Der Kern des Vorhabens besteht darin, mit topologischer Vorgehensweise die Integration von Sakralität in allgemeinen Phänomenen der Urbanität Roms nachzuweisen und zu erklären und die These zu verifizieren, daß sakrale Räume keine exklulsive Kategorie der Urbanistik darstelle, sondern eine Grundkonstante des Stadtlebens in der römischen Antike bilde.

In der abschließenden monographischen Darstellung wird die Analyse der sakralen Strukturen Roms entlang der Linien historischer Veränderungen erfolgen. Sie wird beginnen mit der Politik des Augustus, das heißt mit der Epoche, als – nach der stark politisierten sakralen Bautätigkeit in der späteren Republik – die revolutionierten Machtverhältnisse vor allem den sakralen Sphären Roms in quantitativer und in qualitativer Hinsicht neue Aufgaben brachten. Sie wird enden mit dem Bruch der religiösen Bindung Roms an die traditionellen Kulte in der Regierungszeit Constantins.

Forschungsgeschichte

Die archäologischen, epigraphischen und literarischen Informationen zu sakralen Arealen und Monumenten im kaiserzeitlichen Rom sind bis heute nicht systematisch zusammengetragen worden. Verbreitungskarten für sakrale Stätten liegen zu einzelnen Gruppen sakraler Denkmäler vor, wie etwa zu den Mithräen, jedoch nicht zur Gesamtheit. Es stand dem unter anderem im Wege, daß nicht definiert ist, wie diverse sakrale Bereiche – von Porticus zu templum bis zu Forum – einzuordnen seien, ob und wie sie sich überlagern können und welche unterschiedliche Intensität an Sakralem sie bieten können. Es fehlt somit eine flächige Kartographierung von Sakralität im Stadtraum Roms.
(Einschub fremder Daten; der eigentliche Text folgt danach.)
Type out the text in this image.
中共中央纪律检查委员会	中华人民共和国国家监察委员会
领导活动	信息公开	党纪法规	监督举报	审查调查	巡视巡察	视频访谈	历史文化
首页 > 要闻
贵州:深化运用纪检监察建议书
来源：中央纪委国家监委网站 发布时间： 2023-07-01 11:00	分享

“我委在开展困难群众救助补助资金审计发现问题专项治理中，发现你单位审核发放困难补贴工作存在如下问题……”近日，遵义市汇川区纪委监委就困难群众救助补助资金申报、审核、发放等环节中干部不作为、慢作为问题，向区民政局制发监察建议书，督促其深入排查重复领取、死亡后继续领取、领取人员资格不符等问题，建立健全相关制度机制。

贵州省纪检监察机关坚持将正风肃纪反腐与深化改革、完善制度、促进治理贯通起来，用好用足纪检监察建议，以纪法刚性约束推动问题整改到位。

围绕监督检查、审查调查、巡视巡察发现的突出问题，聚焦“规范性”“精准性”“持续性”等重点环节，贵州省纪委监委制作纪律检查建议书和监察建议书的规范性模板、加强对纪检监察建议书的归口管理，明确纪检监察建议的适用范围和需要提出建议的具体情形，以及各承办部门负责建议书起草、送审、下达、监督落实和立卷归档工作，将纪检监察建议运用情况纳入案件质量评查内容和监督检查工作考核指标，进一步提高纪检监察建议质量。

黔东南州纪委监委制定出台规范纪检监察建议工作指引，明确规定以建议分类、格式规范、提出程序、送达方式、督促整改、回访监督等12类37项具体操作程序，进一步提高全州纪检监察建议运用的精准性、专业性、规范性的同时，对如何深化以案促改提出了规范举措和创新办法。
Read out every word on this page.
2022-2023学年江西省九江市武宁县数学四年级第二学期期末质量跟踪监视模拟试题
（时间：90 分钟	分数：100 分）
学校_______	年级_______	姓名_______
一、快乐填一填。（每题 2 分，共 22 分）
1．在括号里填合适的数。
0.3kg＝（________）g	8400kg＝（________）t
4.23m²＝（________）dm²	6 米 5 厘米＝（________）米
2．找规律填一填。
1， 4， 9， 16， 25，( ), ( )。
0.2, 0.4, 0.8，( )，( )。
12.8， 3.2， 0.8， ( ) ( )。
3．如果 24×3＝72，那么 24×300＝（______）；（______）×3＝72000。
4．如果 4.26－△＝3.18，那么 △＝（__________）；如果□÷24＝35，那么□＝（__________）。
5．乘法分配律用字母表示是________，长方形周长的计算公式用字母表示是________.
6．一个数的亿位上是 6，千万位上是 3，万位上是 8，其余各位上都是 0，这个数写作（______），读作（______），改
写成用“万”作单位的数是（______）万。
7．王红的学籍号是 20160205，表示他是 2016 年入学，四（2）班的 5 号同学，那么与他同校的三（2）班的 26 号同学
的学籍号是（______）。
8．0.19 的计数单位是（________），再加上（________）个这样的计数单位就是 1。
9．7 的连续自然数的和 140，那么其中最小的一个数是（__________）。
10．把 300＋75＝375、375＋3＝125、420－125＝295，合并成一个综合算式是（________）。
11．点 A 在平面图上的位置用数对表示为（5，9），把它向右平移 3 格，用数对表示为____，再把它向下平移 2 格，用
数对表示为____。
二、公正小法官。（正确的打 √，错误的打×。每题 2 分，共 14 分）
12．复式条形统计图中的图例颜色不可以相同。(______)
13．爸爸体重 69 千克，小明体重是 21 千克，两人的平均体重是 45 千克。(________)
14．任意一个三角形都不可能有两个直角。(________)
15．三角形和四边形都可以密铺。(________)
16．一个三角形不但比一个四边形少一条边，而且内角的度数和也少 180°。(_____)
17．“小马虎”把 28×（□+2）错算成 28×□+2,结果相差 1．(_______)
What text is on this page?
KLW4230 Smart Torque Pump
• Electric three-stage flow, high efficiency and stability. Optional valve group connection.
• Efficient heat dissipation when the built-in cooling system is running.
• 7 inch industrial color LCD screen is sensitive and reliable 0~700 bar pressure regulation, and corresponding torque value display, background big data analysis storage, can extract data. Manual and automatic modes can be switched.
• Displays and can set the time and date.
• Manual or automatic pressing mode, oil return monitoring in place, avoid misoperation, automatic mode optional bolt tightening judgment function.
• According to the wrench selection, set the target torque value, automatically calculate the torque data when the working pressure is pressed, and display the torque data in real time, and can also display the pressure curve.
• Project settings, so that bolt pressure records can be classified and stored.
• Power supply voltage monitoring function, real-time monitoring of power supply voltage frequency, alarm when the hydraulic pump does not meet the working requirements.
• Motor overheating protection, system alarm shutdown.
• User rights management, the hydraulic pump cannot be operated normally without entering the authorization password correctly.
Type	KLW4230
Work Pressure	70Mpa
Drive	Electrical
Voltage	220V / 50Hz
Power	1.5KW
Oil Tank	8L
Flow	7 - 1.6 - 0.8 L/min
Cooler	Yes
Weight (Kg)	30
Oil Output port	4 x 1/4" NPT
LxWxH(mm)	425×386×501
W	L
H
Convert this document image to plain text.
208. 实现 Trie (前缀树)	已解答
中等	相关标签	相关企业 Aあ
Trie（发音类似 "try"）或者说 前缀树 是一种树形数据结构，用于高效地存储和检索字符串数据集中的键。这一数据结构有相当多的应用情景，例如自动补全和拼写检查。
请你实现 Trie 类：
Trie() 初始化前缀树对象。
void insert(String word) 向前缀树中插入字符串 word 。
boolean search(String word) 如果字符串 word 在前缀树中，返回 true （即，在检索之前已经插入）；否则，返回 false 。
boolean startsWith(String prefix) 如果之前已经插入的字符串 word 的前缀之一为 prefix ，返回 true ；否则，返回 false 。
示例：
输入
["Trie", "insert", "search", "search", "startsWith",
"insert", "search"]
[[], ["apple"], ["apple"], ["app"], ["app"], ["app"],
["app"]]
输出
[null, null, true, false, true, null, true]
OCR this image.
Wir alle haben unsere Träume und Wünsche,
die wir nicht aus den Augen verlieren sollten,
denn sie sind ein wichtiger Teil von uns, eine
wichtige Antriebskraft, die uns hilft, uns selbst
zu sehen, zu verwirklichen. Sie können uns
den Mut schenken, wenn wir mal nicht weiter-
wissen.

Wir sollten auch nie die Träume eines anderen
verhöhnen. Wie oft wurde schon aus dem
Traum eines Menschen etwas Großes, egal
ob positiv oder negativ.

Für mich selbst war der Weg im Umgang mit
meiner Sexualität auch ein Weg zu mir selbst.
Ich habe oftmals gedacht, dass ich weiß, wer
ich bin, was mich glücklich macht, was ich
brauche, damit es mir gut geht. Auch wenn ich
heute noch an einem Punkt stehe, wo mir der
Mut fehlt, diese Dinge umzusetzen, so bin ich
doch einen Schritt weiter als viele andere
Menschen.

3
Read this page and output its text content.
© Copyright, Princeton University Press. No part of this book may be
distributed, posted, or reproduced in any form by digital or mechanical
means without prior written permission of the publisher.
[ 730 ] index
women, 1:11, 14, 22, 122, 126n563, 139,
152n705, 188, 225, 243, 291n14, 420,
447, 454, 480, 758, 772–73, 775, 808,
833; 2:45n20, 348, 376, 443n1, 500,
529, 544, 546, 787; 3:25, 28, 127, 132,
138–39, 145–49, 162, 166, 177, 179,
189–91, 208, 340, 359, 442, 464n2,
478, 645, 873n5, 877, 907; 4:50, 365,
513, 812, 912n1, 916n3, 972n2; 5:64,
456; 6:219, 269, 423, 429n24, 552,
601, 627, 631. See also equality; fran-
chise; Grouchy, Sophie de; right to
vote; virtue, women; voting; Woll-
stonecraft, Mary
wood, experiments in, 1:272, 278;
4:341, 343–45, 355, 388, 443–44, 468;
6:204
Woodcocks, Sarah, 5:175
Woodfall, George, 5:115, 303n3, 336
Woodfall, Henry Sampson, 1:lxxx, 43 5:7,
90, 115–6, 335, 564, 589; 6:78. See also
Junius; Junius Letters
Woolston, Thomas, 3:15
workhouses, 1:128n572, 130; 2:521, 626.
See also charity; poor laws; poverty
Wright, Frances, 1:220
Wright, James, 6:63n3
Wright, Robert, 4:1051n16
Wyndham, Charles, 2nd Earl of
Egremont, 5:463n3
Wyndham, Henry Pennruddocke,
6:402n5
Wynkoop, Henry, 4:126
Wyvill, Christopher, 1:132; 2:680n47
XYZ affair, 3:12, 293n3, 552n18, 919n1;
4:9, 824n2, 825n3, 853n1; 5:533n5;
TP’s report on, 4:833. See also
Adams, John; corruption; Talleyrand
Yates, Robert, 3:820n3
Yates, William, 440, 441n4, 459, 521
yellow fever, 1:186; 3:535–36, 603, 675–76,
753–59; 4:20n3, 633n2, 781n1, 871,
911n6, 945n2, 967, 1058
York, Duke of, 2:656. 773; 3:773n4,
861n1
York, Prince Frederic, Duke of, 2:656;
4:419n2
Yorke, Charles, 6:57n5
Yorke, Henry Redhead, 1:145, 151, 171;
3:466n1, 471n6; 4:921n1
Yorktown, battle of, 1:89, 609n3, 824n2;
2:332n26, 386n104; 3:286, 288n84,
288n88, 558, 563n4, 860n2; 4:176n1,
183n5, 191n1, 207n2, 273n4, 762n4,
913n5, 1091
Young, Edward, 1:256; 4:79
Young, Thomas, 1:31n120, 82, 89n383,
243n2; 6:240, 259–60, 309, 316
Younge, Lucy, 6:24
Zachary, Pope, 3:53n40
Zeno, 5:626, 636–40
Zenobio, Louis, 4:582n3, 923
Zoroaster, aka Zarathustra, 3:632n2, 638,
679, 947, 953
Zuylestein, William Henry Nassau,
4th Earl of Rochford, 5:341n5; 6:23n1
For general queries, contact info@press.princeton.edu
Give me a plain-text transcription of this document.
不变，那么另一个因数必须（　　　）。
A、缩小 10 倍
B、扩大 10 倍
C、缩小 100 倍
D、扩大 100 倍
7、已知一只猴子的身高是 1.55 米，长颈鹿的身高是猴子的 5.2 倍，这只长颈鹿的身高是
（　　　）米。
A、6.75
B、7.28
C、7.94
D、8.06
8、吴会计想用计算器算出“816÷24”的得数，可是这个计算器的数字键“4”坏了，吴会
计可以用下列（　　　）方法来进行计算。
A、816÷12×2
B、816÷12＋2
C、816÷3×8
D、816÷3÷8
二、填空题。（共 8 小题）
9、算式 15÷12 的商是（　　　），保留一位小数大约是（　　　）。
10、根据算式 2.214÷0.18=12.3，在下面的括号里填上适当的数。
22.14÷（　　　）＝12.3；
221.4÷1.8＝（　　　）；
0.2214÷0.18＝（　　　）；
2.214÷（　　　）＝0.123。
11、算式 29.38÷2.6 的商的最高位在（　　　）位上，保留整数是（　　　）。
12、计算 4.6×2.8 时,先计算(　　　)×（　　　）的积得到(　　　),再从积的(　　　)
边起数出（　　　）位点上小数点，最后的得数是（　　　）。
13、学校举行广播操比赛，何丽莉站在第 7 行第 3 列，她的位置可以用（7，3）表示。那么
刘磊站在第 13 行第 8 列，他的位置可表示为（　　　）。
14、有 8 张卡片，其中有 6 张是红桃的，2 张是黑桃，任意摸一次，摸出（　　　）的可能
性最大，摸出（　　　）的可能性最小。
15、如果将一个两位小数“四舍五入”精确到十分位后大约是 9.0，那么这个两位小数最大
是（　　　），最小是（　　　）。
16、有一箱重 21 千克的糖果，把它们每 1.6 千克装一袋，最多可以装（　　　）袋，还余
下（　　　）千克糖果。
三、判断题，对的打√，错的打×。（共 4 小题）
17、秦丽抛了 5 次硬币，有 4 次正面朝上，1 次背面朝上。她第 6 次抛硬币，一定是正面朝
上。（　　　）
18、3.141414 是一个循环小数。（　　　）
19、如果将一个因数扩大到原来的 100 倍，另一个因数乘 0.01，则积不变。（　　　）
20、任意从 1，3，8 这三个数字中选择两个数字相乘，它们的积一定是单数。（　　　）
Die umfangreiche religionsgeschichtliche Forschung zu Rom behandelt entweder ausgewählte Epochen wie etwa die Regierungszeit des Augustus, oder eingegrenzte Phänomene wie die Ausbreitung des Christentums oder die Lokalisierung jüdischer Stätten sowie einzelne Komponenten sakraler Aktivität wie Priesterschaften und Sakralvereine.

Topologische Untersuchungen der Sakralität Roms wurden in den vergangenen Jahrzehnten mehrfach unternommen, richteten sich aber fast ausschließlich auf politisch-historische Vorgänge und sehr wenig auf weiter reichende Gesichtspunkte der Urbanität und Urbanistik.